Vulnerability of nuclear-related ICS/SCADA systems to cyber-attack, and the risk of catastrophic releases of hazardous radioactivity
Sophisticated cyber-attacks known as Advanced Persistent Threats (APT) are a growing challenge to the energy sector of our nation’s critical infrastructure. These attacks can largely be attributed to well-funded, dedicated nation-state actors.
APT attacks against Industrial Control Systems (ICS) and to Supervisory Control and Data Acquisition (SCADA) systems are increasing; the U.S. Department of Homeland Security (DHS) Industrial Control Systems Cyber Emergency Response Team (ICS-CERT) cited ICS/SCADA and control system networks as one of the top two targets for hackers and viruses. These vulnerabilities begin with the human interface (13% of vulnerabilities required local access) and end with the actual Internet-facing ICS/SCADA hardware (87% of vulnerabilities are web-accessible).

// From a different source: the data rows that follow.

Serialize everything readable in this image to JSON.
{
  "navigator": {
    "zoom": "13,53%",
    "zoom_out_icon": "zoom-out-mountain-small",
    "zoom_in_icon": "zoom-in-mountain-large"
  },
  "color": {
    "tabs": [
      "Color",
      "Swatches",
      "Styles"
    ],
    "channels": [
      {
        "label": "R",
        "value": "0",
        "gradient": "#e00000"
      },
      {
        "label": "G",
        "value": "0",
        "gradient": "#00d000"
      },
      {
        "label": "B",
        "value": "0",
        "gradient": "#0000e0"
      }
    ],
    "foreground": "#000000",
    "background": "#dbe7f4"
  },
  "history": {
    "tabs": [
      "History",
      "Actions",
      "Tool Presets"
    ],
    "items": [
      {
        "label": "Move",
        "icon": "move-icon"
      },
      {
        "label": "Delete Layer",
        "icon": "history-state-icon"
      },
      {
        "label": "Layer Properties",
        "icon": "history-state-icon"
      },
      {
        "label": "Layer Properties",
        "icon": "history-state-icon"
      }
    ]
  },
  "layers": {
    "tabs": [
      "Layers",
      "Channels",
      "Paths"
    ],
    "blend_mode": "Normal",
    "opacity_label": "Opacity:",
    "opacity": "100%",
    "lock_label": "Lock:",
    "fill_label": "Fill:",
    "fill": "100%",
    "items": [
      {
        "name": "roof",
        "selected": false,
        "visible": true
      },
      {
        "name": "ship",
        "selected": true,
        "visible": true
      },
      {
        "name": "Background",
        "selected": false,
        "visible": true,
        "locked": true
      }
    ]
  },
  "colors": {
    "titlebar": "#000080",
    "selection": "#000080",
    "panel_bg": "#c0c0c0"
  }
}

There is a firm business argument that support the protection of ICS/ SCADA. Without proper safeguards in place, continued APT attacks will cause disruption, degradation, disability, and possible destruction of costly and/or irreplacible Energy Sector equipment and facilities. The economic impact to energy companies would be minor in comparison to the impact of a loss of electricity, natural gas, and petroleum throughout the United States. It is in the best interest of both Energy Sector companies and the Nation to immediately plan, fund, and effectively secure ICS/SCADA from front-to-back.
The article concludes with a "Call to Action," stating:
It is not unusual for energy sector partners to experience multiple millions of probes or attacks in a single day. One electrical producer reported 17.8 million occurrences in a 24-hour period. This is the reality of cybersecurity; the attacker only has to be lucky once. You, as the defender, must be perfect every time.
The loss of even short-term energy sector capability could be devastating for the lives of all U.S. citizens. Managers within this sector bear a social, moral, and legal responsibility to protect all facets of cyber and physical security within their span of control.
No longer is the question, “Can we afford the equipment?” The question has become, “When my industry becomes incapacitated in a cyber-attack, who will the public blame? Who will find their names in the newspaper? Who stands to lose everything?” The answer is, you and your company.
Of course, with atomic reactors, and other nuclear facilities such as high-level radioactive waste storage pools, a successful cyber-attack could cause a catastrophic release of hazardous radioactivity.